Wednesday, July 25, 2012

The History of Modular Housing

Recently people have been asking me about the history of modular housing.  I am embarrassed to admit that I only know a small part of it.  I searched the Internet and found bits and pieces and some rather unflattering stuff but nothing was more than 20 years old.

I know that man has been building shelters since caveman time but systems building which includes modular housing is a 20th century thing. 


So I'm asking all my readers to help with a definitive history of every system built, from the Sears homes to the steel houses produced in the Midwest all the way through HUD, panelized, SIP, pre-fab and modular homes.

Simply email me with what you know about the industry in general but more specifically about the history of your factory. 

Include who started it, who owns it now, what type of housing you build, the highest number of floors or houses you produced and how many you produced last year (if it's not a big secret...everyone was down last year).

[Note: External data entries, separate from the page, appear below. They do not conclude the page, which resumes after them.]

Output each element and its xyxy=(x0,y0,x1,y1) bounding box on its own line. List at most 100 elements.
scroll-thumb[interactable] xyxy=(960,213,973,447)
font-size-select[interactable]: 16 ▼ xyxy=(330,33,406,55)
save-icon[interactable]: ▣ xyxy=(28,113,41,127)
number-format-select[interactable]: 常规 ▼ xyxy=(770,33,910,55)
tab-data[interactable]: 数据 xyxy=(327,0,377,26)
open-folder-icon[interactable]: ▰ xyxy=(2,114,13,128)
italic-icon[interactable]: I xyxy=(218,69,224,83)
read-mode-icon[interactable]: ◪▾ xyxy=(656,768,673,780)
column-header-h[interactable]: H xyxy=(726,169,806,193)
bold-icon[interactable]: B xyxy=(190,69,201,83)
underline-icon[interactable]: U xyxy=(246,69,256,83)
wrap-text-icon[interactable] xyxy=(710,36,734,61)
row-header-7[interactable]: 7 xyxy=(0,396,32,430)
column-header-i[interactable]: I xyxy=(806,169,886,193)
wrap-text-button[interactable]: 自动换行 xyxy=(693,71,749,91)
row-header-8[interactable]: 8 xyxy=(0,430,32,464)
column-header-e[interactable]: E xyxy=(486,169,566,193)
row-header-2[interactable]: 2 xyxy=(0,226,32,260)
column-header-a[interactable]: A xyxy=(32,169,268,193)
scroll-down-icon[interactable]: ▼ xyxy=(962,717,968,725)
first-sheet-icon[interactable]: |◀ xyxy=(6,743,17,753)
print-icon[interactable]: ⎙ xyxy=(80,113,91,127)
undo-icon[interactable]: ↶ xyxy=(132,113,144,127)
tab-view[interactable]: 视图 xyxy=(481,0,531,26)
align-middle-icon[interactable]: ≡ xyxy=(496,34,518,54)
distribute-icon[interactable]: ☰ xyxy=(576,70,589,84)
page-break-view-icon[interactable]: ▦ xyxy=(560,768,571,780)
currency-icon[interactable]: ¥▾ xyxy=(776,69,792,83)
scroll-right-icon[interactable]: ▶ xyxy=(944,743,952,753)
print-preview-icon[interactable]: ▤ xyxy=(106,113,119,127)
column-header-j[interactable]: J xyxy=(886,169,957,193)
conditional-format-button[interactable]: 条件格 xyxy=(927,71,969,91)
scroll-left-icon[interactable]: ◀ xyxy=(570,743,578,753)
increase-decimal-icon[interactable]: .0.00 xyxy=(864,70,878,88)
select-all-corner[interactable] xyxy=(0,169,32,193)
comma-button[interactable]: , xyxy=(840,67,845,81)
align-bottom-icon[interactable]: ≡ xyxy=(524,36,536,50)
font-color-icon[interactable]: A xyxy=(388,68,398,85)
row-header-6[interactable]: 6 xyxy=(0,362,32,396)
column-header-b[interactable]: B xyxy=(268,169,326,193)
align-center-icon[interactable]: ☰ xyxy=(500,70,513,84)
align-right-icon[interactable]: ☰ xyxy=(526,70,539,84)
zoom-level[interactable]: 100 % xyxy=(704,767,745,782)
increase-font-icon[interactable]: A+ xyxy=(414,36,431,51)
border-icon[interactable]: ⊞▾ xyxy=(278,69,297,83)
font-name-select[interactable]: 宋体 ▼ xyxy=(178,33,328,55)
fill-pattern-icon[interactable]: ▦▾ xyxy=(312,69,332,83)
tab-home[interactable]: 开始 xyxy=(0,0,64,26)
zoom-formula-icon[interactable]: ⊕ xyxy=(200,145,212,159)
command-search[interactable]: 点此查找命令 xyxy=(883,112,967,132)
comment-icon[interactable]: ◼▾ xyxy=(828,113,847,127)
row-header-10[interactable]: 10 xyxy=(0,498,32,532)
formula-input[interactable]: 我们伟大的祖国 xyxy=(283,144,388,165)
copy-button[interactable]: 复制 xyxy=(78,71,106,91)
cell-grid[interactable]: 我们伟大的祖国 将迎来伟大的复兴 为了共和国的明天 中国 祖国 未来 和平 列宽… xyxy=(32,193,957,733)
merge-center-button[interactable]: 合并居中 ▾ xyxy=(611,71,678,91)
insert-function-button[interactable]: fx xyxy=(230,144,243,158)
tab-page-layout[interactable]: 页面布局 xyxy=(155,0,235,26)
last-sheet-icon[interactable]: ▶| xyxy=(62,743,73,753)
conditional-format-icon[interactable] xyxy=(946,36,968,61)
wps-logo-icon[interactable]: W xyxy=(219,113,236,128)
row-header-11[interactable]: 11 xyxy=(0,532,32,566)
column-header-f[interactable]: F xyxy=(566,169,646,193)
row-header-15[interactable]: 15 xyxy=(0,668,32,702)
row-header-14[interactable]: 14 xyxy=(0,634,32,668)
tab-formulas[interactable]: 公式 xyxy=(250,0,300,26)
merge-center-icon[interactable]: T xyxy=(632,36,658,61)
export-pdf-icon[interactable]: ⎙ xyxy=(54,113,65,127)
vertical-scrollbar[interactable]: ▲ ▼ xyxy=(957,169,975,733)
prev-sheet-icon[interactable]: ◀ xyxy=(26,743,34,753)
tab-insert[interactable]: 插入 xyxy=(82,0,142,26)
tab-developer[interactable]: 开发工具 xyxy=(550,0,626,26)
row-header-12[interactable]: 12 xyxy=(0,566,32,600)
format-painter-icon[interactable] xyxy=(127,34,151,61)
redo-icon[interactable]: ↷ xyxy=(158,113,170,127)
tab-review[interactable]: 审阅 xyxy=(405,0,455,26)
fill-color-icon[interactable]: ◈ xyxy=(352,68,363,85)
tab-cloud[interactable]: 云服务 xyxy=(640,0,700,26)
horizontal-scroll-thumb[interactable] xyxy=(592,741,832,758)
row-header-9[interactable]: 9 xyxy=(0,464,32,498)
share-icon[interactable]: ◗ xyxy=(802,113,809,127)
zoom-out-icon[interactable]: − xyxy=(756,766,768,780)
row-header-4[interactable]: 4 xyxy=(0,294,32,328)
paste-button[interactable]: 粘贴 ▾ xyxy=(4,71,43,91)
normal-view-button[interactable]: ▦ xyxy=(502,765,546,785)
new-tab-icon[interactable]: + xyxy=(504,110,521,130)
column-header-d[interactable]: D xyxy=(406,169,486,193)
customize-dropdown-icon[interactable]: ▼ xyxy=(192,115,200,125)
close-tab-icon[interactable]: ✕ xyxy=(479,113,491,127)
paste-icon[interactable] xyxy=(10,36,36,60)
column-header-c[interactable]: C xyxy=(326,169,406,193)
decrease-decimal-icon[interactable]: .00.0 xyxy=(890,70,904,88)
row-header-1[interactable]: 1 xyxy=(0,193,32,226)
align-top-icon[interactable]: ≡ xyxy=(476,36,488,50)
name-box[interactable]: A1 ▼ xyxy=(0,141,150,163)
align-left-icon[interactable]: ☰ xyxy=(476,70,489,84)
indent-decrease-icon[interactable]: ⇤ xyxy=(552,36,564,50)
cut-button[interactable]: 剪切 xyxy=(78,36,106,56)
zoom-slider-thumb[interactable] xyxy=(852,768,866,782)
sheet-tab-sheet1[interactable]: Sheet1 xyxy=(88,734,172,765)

Send me what you know about your company's history and I'll start putting it together and hopefully with your help I will finally have the history our modular housing.  The names of everyone responding will be keep in strict confidence.

1 comment:

lavardera said...

Let me suggest a good book:
The Prefabricated Home by Colin Davies.

First I'll ask you to get past your objection to the title. The book was written well before the current fad with "PreFab" among architects. Davies is from the UK, and although the book spends a good deal of time on UK building systems, it also has a very good history of American off-site home building. Its a good read, and it will actually reinforce a lot of feelings that I am reading from you in your blog posts. It explains very convincingly how architects repeatedly miss the point with prefab, and yes, makes it very clear that many are doing the same thing again today.